“Afterward!” echoed Everell; “and what will be her feelings then? I hadn’t thought of that.”

“We have all overlooked that, I own. We have thought only of you and your feelings. But you need not be dismayed—the most devoted of women are not inconsolable.”

“’Tis not that I think she loves me much; but she is of so tender a nature, when she learns the price I shall have paid—yet how could I have chosen otherwise, even considering her feelings?—what would she have thought, had I preferred to renounce her? Or suppose I had declined to choose?”

“Why, then, her feelings would be the same, on your being handed over to justice at once, as they will be a week hence. Nay, indeed, in a week’s time she may not be as sorry to be rid of you. We shall see when the time comes: if need be, we can hide the truth from her then as now—when the week is over, you can take your leave upon some pretext, and trust time to efface your image from her heart.
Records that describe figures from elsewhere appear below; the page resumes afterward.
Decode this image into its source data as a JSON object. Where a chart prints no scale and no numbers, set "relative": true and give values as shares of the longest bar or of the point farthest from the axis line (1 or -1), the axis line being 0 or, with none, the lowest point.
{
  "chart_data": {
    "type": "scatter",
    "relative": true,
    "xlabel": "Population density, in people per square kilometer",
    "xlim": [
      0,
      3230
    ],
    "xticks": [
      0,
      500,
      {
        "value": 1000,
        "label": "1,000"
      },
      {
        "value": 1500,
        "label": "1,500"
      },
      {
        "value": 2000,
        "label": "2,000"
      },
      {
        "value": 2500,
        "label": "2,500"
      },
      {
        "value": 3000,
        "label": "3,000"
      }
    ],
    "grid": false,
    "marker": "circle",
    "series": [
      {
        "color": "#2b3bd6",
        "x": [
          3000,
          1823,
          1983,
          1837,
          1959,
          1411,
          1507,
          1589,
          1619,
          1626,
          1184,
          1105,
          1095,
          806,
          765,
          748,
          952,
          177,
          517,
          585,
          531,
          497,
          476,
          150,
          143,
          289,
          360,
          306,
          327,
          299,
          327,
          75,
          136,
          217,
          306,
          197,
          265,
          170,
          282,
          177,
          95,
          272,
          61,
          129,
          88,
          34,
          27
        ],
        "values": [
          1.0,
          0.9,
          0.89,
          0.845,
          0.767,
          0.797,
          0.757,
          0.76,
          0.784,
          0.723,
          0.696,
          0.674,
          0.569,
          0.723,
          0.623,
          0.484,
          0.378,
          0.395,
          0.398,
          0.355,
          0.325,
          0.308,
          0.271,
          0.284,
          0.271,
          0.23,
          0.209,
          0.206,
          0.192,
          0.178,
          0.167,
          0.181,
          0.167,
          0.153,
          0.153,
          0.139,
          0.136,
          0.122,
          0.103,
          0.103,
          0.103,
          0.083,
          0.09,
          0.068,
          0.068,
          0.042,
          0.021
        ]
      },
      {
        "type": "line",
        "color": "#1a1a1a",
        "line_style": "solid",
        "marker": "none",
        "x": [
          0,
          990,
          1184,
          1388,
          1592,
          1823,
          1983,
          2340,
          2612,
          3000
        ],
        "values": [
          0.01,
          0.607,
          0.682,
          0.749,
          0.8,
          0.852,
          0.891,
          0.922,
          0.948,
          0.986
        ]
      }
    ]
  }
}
Take my advice, trouble yourself not about her feelings: be happy for a week, and don’t think of ‘afterward.’”

Everell sighed, but in truth he could not at that time see how her feelings could have been spared in any measure by either of the other courses open to him. Indeed, it seemed to him that fidelity to her required him to elect as he had done; that any other choice would have been a renunciation of her, a treason to love. So let him be happy for a week: at the end, it would be time to think how to save her feelings.
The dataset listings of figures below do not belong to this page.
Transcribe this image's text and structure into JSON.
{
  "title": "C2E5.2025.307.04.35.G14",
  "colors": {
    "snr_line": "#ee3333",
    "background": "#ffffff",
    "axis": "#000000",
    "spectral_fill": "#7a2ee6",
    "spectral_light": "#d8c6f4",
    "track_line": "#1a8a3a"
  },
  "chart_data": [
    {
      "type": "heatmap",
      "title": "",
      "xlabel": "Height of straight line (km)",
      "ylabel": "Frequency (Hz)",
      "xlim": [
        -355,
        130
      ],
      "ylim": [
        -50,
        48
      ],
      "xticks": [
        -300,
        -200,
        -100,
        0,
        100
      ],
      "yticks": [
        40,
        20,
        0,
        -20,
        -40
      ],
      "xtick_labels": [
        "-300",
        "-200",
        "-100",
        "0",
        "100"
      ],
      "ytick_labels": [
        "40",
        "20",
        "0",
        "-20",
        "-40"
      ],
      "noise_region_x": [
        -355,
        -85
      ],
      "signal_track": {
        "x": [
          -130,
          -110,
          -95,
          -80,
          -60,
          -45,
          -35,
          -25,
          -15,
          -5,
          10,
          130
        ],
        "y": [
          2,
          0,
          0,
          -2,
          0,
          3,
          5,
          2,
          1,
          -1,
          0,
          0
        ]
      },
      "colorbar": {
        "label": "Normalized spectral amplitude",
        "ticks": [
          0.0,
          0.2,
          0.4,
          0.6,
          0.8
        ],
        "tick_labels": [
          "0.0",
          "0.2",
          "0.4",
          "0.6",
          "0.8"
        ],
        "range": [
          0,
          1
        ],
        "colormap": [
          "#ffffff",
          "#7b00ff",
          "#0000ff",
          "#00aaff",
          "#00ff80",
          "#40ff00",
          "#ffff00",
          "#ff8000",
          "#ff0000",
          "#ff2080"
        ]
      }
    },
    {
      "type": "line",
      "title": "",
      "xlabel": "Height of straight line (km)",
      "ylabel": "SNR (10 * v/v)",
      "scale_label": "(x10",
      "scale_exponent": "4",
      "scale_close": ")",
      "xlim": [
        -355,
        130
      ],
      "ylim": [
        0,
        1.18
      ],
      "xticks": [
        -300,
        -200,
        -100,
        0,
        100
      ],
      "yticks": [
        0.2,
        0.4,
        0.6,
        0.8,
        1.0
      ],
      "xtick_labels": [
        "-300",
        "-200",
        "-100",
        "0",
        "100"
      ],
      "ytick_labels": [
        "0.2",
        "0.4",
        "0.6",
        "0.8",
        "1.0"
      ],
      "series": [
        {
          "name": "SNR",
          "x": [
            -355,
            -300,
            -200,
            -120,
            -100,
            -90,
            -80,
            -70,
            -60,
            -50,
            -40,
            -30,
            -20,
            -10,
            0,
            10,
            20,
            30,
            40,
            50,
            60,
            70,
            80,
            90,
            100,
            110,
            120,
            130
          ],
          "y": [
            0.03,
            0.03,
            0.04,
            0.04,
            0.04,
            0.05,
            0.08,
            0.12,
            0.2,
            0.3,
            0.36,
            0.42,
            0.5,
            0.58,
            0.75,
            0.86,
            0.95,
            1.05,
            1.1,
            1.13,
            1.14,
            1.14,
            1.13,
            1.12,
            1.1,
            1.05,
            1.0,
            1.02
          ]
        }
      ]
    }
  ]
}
“Very well, sir,” he said to Foxwell; “let her know nothing but that I am to be your guest for the present.”

“So be it; and you will help us all to keep your presence here a secret from the outside world. Best never appear on the side of the house toward the road.—But we can talk of that to-morrow, at breakfast. I will lay the servants under the heaviest charges, that they will hardly dare mention you to one another. If you are discovered by Jeremiah Filson or any such, not only may I fall under suspicion, but your week may be cut short.”

“I will be cautious, sir, if I have never been so in my life before.”

“And you had best go by some other name in the household. Shall we call you—ah—Mr. Charlson?”

Everell signified his willingness, and the next moment Georgiana entered, still dressed as she had been in the garden. Her face was pale and anxious, but her eyes brightened as they fell upon Everell released from his bonds. She was close followed by Prudence, whose nose shone red with the weeping in which she had copiously indulged to the delight and self-approval of her romantic soul.